En la imagen, una Debbie de formas maduras – entre una Isadora Duncan desenterrada desde el futuro y la Mata Hari de la estación Zebra - susurra su canto de sirena satánica sobre un fondo de Hans Ruedi Giger ( VER + VER) . El baile tiene una candidez naïf y una imperfección que encanta – órficamente hablando – en estos tiempos de seriedad y perfección tecnológica. Digamos que Giger es uno de los artistas clásicos de la imaginería fantástica. Su nombre se asocia al género y a la ficción científica por algunos de sus Caminos Reales: el Necronomicón de Lovecraft , Alien ( rodada por Ridley Scott unos años antes de Blade Runner, la película que estamos viendo ahora en clase de CTS), Dune, etc.
La propuesta de la imaginación desde cero – la imaginación al poder y que, siendo realista, pide lo imposible – es en el 68 un intento de trasladar a la cotidianidad y las costumbres de las masas lo que, supuestamente, el arte moderno llevaba haciendo desde hace décadas. Si Duchamp podía convertir un urinario en fuente, ¿no podían transformarse las instituciones sociales – de la familia a la escuela, pasando por el trabajo, el negocio o el hospital – en un experimento de mutación constante y carente de todo límite o anclaje? Y en el contexto de la revolución biotecnológica e informática presente, ¿no se convierte el ser biológico en una proyección de nuestro deseo desbocado y la letra-idea-signo (el texto) en un icono absolutamente libre de contextos(porque todo puede ser descontexualizado y reintroducido en nuevos contextos indefinidamente combinables)?
Planteemos dos líneas de oposición:
(uno) ¿Es realmente el arte moderno, incluso programáticamente, tan libre de la tradición y sus formas como a veces se dice?¿Existe la imaginación desde cero en el arte moderno?.
(dos) Lo planteado en el universo del arte ¿puede ser transferido a la vida social sin prevenciones?¿Puede (moralmente hablando) aplicarse en la familia y la escuela, el hospital y el negocio, el mismo proceso de recreación indefinida y sin lastres (lastres presentes en el pasado y que vienen de un fondo anterior, “necesariamente” oscuro y moviéndose entre la memoria y la amnesia)?

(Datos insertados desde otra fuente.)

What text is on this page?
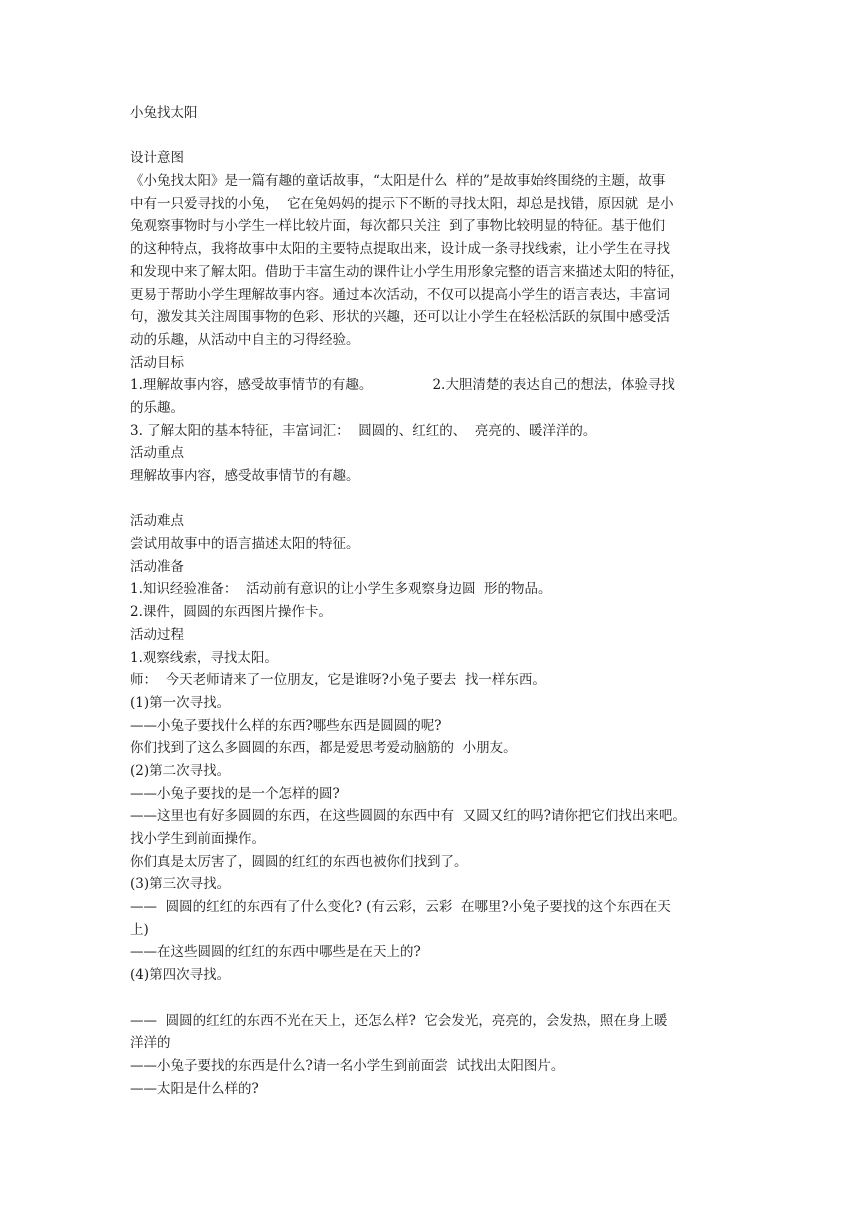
小兔找太阳
设计意图
《小兔找太阳》是一篇有趣的童话故事，“太阳是什么  样的”是故事始终围绕的主题，故事
中有一只爱寻找的小兔，  它在兔妈妈的提示下不断的寻找太阳，却总是找错，原因就  是小
兔观察事物时与小学生一样比较片面，每次都只关注  到了事物比较明显的特征。基于他们
的这种特点，我将故事中太阳的主要特点提取出来，设计成一条寻找线索，让小学生在寻找
和发现中来了解太阳。借助于丰富生动的课件让小学生用形象完整的语言来描述太阳的特征，
更易于帮助小学生理解故事内容。通过本次活动，不仅可以提高小学生的语言表达，丰富词
句，激发其关注周围事物的色彩、形状的兴趣，还可以让小学生在轻松活跃的氛围中感受活
动的乐趣，从活动中自主的习得经验。
活动目标
1.理解故事内容，感受故事情节的有趣。              2.大胆清楚的表达自己的想法，体验寻找
的乐趣。
3. 了解太阳的基本特征，丰富词汇：  圆圆的、红红的、  亮亮的、暖洋洋的。
活动重点
理解故事内容，感受故事情节的有趣。
活动难点
尝试用故事中的语言描述太阳的特征。
活动准备
1.知识经验准备：  活动前有意识的让小学生多观察身边圆  形的物品。
2.课件，圆圆的东西图片操作卡。
活动过程
1.观察线索，寻找太阳。
师：  今天老师请来了一位朋友，它是谁呀?小兔子要去  找一样东西。
(1)第一次寻找。
——小兔子要找什么样的东西?哪些东西是圆圆的呢?
你们找到了这么多圆圆的东西，都是爱思考爱动脑筋的  小朋友。
(2)第二次寻找。
——小兔子要找的是一个怎样的圆?
——这里也有好多圆圆的东西，在这些圆圆的东西中有  又圆又红的吗?请你把它们找出来吧。
找小学生到前面操作。
你们真是太厉害了，圆圆的红红的东西也被你们找到了。
(3)第三次寻找。
——  圆圆的红红的东西有了什么变化? (有云彩，云彩  在哪里?小兔子要找的这个东西在天
上)
——在这些圆圆的红红的东西中哪些是在天上的?
(4)第四次寻找。
——  圆圆的红红的东西不光在天上，还怎么样?  它会发光，亮亮的，会发热，照在身上暖
洋洋的
——小兔子要找的东西是什么?请一名小学生到前面尝  试找出太阳图片。
——太阳是什么样的?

Quizá la exigencia de un fondo “necesariamente” oscuro de memoria y olvido traumático explique el éxito pop de las imágenes oscuras- como las de Giger – y la situación terrorífica de la educación de los niños de la que hablé ayer (Recuerdo: niños encerrados en habitaciones blindadas –por la escuela o la familia – que encuentran en su interior todo el catálogo de los horrores que vienen, como decía el maestro Lovecraft, de un fondo apenas recordado por el delirio del loco).